Bo Diddley’s Punk Children
Of all the bands to appropriate the shudder and throb of American rhythm and blues made in the 1950′s and 1960′s, The Pretty Things have not been cast as favorably as their juggernaut contemporaries. While The Rolling Stones, The Yardbirds, The Who, and The Kinks have remained at their thrones as the kings of the mod britsplosion, time has cast aside a handful of bands who deserve to be as widely heard as the bands just mentioned. Of all the bands from this era that failed to join the pantheon in the British Invasion, perhaps none are more deserving of a place among the greats than The Pretty Things.
Guitarist Dick Taylor tenured in the earliest incarnations of The Rolling Stones, but when he was pushed from guitar to bass after Brian Jones joined the band, he struck out on his own with friend and vocalist Phil May. They corralled a quintet of like-minded mods and headed into the studio as The Pretty Things. Their first two records, “Get The Picture?” and an eponymous effort, were both released in 1965, and though their name was firmly nested in the same furtive circles of fans of The Rolling Stones in their native England, they made no headway into the American audience.
Of the differences between these two acts, the quality of their recordings was significant in their dissemination. Whereas the Rolling Stones’ efforts in that same year (“The Rolling Stones, Now!”, “Out of Our Heads”, and “December’s Children”) sounded fairly polished, The Pretty Things’ records sounded raw and messy. Of course, listening to them now, that raw messiness is what makes these records endearing, but at the time it made them seem less professional. Phil May and Dick Taylor have spoken to this fact, and note that when the records were done, they knew that The Stones would advance to fame and fortune stateside while they languished in relative obscurity.
The Pretty Things’ first two records are steeped in reverence to Bo Diddley (they took their name from a Diddley tune). Phil May’s piercing growl and pointed harmonica give the whole affair a proto-punk feel that The Stones were just not capable of. Dick Taylor’s guitar work is firmly rooted in the electric style of his influences but heads into some noisy territory, and the rhythm section, consisting of bassist John Stax (an apt nom de plume) and drummer Viv Prince, keep the songs treading along a tight line. What they lacked in studio wizardry, they more than made up for in an undiluted and meticulous rendering of the blues. That these five lads were smitten to the core with the blues music of the U.S., and pour it through their hearts unmitigated, is shown dazzlingly on these tracks.
After these first two records, they fumbled into a recording and creative nightmare with their record label on their third album “Emotions”, and then veered into psychedelic rock opera, their opus “S.F. Sorrow” predating The Who’s “Tommy” by half a year. Their psychedelic output of the late 60′s and early 70′s was critically acclaimed, but again, they found no traction among American audiences.

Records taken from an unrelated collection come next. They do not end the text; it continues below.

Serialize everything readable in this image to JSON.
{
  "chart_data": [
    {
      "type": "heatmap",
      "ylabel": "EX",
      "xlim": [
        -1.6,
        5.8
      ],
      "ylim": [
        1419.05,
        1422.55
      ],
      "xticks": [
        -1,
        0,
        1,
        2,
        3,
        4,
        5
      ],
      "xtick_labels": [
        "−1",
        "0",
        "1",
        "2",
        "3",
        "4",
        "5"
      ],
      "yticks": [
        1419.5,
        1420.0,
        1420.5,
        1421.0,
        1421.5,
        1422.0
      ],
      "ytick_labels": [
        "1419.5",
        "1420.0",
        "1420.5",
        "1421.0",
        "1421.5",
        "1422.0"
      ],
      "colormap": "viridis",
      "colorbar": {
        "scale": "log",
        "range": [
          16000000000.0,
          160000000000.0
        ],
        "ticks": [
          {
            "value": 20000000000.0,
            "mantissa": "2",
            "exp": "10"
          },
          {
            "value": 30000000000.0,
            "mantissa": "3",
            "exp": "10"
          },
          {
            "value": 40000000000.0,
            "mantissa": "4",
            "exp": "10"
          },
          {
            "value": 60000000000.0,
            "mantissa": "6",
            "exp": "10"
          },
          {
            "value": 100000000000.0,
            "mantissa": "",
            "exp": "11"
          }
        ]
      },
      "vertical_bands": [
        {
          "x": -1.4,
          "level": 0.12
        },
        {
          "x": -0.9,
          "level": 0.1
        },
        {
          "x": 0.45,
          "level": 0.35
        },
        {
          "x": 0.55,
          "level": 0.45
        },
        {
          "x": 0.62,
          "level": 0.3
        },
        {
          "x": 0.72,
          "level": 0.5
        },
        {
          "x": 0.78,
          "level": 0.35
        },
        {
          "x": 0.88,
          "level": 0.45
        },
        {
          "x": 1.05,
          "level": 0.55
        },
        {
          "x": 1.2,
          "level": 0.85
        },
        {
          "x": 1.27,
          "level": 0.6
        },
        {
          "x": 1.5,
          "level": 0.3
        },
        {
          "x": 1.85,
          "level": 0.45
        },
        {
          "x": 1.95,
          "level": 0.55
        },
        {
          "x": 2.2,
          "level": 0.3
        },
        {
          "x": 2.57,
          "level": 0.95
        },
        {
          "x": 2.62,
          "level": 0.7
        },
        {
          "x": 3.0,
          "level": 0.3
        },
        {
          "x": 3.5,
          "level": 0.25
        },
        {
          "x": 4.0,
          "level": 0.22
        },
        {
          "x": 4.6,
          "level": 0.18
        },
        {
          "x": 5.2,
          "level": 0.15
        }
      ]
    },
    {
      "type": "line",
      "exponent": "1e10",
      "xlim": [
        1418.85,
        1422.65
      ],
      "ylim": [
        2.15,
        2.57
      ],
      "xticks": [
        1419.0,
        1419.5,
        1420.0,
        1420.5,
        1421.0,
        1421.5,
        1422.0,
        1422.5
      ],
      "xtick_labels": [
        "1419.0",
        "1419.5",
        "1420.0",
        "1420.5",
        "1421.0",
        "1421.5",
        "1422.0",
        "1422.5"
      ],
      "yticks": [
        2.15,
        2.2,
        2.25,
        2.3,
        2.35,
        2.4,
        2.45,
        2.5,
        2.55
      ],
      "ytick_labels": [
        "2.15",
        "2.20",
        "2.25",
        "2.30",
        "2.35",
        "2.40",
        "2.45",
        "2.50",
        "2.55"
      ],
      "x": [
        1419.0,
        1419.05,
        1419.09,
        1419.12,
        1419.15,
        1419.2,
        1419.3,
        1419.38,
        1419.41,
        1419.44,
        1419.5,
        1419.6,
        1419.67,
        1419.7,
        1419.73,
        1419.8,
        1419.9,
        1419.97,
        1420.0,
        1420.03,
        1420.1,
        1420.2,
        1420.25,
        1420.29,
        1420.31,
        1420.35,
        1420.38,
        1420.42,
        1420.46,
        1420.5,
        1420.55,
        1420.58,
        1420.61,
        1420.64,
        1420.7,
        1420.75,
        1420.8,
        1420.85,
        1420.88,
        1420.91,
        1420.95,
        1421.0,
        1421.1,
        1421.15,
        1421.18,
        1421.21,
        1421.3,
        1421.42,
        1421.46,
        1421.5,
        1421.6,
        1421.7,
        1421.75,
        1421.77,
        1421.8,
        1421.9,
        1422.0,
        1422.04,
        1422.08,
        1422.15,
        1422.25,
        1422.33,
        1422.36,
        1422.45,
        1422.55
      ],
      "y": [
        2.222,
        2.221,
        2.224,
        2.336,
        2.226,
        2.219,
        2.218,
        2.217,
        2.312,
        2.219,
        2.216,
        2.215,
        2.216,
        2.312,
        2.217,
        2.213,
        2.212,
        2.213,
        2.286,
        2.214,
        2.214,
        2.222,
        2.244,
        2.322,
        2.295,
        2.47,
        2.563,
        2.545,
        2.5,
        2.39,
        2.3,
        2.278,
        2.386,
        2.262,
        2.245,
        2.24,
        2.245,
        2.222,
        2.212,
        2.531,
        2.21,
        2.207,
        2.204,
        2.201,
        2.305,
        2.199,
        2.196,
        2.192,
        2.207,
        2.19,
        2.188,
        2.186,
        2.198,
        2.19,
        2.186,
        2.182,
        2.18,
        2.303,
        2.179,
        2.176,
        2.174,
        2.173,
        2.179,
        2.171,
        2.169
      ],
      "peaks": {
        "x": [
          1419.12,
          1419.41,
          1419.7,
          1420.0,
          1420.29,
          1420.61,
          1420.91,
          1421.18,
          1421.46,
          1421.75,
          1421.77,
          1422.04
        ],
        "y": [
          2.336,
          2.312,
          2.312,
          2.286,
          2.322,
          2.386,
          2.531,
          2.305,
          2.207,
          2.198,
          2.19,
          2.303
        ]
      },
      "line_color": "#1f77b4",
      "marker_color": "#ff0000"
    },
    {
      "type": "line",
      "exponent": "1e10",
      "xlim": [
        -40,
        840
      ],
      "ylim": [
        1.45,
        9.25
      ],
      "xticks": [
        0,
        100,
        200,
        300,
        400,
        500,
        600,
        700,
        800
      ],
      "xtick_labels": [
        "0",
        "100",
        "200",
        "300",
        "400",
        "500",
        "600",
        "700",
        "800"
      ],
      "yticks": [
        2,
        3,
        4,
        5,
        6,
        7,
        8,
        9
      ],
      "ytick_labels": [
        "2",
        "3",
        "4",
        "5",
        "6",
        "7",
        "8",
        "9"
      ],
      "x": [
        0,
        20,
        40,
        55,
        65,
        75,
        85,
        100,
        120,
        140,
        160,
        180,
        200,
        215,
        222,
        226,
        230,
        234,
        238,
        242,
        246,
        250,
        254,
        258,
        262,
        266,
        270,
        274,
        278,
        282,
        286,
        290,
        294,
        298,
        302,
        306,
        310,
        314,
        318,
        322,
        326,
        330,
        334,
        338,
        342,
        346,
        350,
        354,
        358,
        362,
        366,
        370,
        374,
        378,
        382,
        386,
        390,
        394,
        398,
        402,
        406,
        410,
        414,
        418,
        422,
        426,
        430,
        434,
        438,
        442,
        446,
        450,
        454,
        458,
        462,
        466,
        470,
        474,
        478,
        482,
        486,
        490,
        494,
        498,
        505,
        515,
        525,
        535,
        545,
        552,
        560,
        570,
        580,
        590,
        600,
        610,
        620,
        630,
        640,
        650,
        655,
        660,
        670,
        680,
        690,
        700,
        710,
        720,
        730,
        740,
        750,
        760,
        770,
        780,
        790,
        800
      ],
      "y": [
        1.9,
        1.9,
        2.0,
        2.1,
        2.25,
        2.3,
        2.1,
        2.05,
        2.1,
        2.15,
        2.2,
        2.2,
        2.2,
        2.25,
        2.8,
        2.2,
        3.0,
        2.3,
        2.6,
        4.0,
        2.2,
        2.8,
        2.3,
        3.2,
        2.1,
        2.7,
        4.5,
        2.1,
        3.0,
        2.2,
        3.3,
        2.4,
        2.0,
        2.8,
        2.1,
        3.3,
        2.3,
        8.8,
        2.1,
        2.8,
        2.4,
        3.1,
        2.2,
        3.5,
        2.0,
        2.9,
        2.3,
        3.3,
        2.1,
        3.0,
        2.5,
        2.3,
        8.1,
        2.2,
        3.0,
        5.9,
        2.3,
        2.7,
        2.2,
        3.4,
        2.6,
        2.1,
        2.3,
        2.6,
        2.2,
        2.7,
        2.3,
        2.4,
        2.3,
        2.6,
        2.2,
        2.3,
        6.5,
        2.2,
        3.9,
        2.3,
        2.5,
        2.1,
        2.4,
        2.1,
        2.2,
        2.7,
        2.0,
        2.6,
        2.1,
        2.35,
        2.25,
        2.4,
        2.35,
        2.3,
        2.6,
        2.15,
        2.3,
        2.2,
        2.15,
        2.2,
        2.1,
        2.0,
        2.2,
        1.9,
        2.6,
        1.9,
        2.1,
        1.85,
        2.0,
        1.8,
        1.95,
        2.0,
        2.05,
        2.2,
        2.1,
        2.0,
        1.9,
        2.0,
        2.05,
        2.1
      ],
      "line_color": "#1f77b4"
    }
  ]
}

Although it would be a worthwhile endeavor to examine their entire discography, let’s focus our ears on their first two records, simply because they were singular in their vision and provide serve as a great starting point for anyone who has yet to hear this fantastic band. Below is a playlist comprised of selections from “The Pretty Things” and “Get The Picture?”. Both records have been remastered and re-released with bonus tracks and exhaustive liner notes on the Snapper Classics label, and are definitely worth tracking down.
1. Roadrunner – from “The Pretty Things”
2. Oh Baby Doll – from “The Pretty Things”
3. Rosalyn – from “The Pretty Things”
4. Don’t Bring Me Down – from “The Pretty Things”
5. Get Yourself Home – from “The Pretty Things”
6. Judgement Day – from “The Pretty Things”
7. You’ll Never Do It Baby – from “Get The Picture?”
8. Get a Buzz – from “Get The Picture?”
9. L.S.D. – from “Get The Picture?”
10. Gonna Find Me a Substitute – from “Get The Picture?”
11. Buzz The Jerk – from “Get The Picture?”
12. I Want Your Love – from “Get The Picture?”